O documento foi construído em parceria com os indígenas e agricultores e agricultoras familiares do município e tem como objetivo nortear as ações e políticas públicas voltadas para melhoria e desenvolvimento do setor até o ano de 2030.
Conforme o gestor de projetos do Instituto Centro de Vida (ICV) Eriberto Muller, a nova legislação está em consonância com o Sistema Estadual Integrado da Agricultura Familiar (SEIAF) e abre possibilidades para captação de novos recursos para investimentos na região.

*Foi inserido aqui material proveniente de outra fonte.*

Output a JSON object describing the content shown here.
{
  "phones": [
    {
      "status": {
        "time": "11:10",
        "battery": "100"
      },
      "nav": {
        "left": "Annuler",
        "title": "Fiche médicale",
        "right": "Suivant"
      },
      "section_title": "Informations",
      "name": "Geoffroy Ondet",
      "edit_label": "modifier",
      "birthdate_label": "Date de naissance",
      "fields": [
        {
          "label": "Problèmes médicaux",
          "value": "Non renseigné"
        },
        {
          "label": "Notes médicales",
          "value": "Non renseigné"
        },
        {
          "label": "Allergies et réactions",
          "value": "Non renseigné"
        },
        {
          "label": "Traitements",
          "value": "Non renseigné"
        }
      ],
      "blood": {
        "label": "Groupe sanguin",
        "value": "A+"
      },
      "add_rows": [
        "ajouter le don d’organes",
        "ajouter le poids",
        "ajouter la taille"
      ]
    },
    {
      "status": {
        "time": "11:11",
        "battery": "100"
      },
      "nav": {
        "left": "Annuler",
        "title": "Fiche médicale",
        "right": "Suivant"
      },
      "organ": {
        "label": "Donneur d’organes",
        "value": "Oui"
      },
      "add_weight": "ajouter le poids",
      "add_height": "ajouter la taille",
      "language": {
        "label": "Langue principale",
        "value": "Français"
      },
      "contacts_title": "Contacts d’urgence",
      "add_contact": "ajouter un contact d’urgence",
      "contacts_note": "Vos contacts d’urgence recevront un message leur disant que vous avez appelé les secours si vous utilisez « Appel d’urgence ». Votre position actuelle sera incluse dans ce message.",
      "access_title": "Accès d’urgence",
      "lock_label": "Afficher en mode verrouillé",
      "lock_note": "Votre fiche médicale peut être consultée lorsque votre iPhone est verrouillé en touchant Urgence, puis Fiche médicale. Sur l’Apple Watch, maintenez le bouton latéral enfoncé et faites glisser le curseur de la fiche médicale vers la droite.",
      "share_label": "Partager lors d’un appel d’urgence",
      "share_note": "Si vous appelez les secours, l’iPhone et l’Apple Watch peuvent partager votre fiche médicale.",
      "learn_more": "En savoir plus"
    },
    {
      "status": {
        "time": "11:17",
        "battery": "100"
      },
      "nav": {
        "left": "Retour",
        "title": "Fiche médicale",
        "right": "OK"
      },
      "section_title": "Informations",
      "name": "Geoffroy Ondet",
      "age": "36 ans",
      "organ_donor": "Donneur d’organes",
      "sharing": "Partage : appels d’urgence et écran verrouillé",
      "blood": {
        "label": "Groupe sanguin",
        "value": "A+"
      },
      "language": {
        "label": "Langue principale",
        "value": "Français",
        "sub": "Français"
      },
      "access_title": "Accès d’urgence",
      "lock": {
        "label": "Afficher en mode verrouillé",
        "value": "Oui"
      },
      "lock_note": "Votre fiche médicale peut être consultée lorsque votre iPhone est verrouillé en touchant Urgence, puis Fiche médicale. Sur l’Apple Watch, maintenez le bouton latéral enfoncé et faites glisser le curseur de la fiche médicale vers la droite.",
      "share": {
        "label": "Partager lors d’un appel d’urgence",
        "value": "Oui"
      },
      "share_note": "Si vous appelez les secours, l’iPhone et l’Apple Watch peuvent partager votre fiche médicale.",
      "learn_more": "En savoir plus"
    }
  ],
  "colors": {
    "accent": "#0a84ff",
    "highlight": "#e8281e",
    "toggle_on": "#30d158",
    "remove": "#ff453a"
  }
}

“Eu vejo que é de fundamental importância que as políticas públicas estejam abarcadas em algum regramento. Então, quando você traz um plano municipal em uma forma de lei, você garante mais força para que esse plano seja executado. Independente da gestão que assumir o Executivo, ela tem a função de olhar para esse plano e executá-lo”, disse.
Construção
Ao longo de 2022, oficinas comunitárias foram realizadas em diversas comunidades da região, entre elas a Terra Indígena Escondido, do povo Rikbatksa.

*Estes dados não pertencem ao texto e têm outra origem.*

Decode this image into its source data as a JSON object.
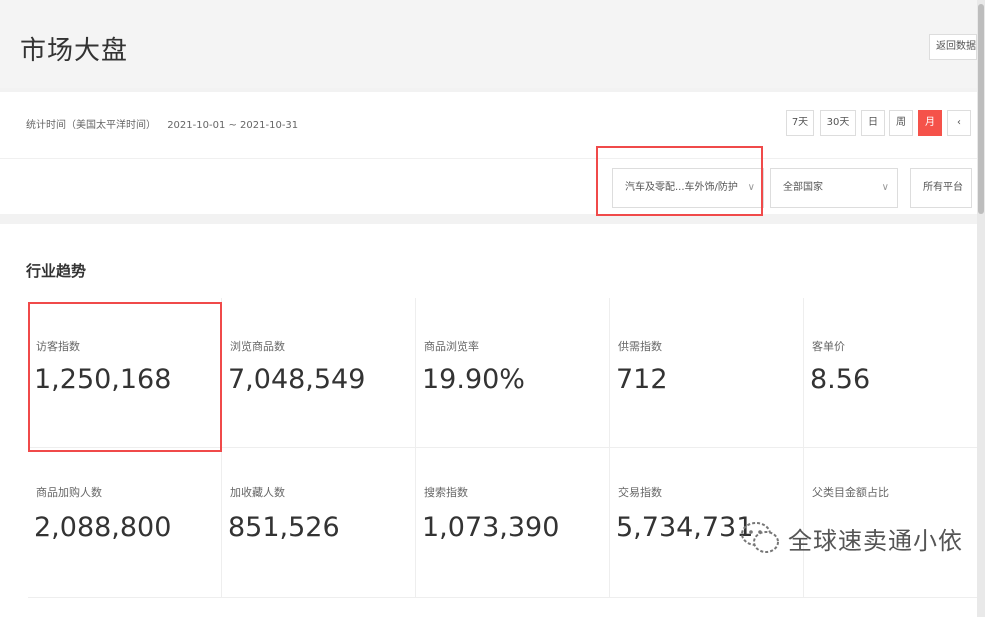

Também participaram da elaboração do plano representantes da Associação dos Produtores e Feirantes de Cotriguaçu (Aprofeco), da Associação de Coletores e Coletoras de Castanha do PA Juruena (ACCPAJ), entre outros.
Na ocasião, os agricultores e agricultoras familiares discutiram sobre os desafios, dificuldades e características do município na produção das cadeias em que trabalham.
Essas informações levantadas foram separadas entre os eixos de produção sustentável, comercialização, assistência técnica, regularização ambiental e fundiária e governança.
As oficinas tiveram auxilio do programa TerrAmaz, do ICV, da ONF Brasil, da Prefeitura Municipal de Cotriguaçu, do Cirad, da Agence Française de Développement (AFD) e da Agronemes et Vétérinaires Sans Frontières (AVSF).
Próximos passos
A partir da publicação da lei, o Executivo tem um prazo de 6 meses para construir, em parceria com o Conselho Municipal de Desenvolvimento Rural Sustentável (CMDRS), um planejamento estratégico das ações prioritárias para orientar a execução do PMAFI.
“Agora a gente já consegue pensar os parceiros para realização das ações, os recursos e o tempo necessário para execução de cada uma das ações elencadas no documento. Enquanto isso, o conselho municipal deve fazer o acompanhamento para monitorar que o PMAFI seja efetivado”, finalizou Eriberto.